|
Contact InfoFaculty of Computer ScienceFree University of Bozen-Bolzano Dominikanerplatz 3- Piazza Domenicani 3 (office 2.16) 39100 Bozen-Bolzano, Italy
|
I am a member of the Database and Information Systems group. My research activities are focused on two main aspects. First, mining links by exploiting potential correlations between data instances to improve the predictive accuracy of learned models. Second, enhancing search capabilities of Information Retrieval Systems by: (1) developing new ranking models and query processing strategies for entity search, and (2) leveraging similarity search methodologies to handle content-based retrieval. The ultimate goal is to develop scalable solutions that address the requirements of massively distributed data.
Current Research Projects
-
RARE: Reducing Antimicrobial Resistance in Bolzano
The goal of this project is to use data mining techniques to analyze the growing number of available data about past patient therapies and discover possible correlations among data instances that can be used to improve the effectiveness of antibiotics.

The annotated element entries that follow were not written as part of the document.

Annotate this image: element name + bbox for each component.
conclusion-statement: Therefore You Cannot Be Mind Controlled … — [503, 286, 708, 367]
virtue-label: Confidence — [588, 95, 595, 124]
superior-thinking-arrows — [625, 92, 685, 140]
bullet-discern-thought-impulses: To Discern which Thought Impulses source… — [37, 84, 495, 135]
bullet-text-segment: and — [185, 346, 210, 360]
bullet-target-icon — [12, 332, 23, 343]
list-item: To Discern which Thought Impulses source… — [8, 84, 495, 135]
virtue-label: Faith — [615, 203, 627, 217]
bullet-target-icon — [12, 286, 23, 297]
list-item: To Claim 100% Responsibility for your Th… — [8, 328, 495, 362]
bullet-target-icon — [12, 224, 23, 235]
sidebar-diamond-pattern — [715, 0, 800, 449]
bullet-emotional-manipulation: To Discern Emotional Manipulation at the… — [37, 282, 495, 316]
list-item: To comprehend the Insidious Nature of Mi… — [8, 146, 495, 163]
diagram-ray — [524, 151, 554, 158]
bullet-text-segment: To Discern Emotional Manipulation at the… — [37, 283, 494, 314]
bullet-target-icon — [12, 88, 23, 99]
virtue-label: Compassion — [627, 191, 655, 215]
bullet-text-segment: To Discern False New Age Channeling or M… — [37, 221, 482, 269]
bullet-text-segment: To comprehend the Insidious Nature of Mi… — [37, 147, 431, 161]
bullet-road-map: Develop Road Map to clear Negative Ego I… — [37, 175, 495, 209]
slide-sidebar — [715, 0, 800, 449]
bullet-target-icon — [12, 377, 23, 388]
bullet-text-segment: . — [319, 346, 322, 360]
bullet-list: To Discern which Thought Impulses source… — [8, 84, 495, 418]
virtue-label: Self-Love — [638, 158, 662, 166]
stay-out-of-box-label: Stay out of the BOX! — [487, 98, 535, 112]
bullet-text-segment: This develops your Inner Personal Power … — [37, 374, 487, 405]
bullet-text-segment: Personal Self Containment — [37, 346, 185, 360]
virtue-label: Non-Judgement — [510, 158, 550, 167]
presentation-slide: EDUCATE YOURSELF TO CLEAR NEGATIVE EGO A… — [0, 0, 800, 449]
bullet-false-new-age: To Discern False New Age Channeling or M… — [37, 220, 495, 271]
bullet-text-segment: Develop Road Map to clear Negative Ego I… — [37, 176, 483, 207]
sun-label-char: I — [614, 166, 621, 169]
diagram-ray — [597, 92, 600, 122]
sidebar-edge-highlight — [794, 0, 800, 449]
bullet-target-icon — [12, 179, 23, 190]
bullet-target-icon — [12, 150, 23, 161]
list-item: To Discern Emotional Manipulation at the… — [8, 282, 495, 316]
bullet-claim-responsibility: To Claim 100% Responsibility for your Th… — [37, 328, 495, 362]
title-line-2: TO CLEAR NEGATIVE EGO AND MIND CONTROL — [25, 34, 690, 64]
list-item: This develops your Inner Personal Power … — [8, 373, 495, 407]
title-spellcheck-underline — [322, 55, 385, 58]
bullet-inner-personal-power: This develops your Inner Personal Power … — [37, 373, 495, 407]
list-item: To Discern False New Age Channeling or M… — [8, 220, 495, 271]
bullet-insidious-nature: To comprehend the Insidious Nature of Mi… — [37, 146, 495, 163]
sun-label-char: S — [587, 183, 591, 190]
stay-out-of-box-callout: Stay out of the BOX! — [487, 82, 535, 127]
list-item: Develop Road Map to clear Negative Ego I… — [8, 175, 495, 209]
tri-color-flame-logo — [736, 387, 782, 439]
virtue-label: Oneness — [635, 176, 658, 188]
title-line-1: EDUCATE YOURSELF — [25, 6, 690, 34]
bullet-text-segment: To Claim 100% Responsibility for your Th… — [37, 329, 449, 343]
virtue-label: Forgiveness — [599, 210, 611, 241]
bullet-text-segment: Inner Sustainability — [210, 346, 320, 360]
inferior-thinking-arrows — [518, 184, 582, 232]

The project is carried out in tight collaboration with the Antimicrobial Management Program from Bolzano Hospital.
-
K2: Knowledge Kaleidoscope
I am involved in the K2 project, a part of the YAGO-NAGA project at Max-Planck Institute for Informatics in Saarbruecken/Germany. The goal of this project is to populate knowledge bases with photos of named entities, with high precision, high recall, and diversity of photos for a given entity. The difficulty of solving this problem comes from the fact that photos of celebrities are abundant on the Internet, however they are much harder to retrieve for less popular entities, particularly rare and ambiguous entities, such as notable computer scientists or regionally interesting churches.
Past Research Projects
-
SAPIR: Search In Audio Visual Content Using Peer-to-peer IR
SAPIR is a European project that extends the power of web searches beyond centralized text and metadata searches to include distributed audio-visual content. Today, Web searches are dominated by search giants such as Google, Yahoo, or MSN that deploy a centralized approach to indexing and utilize text-only indexes enriched by page rank algorithms. Supporting real content-based, audio-visual search requires media-specific understanding and extremely high CPU utilization, which would not scale in today's centralized solutions. SAPIR aims at breaking this technological barrier by developing a large-scale, distributed P2P architecture that will make it possible to search audio-visual content using the query-by-example paradigm.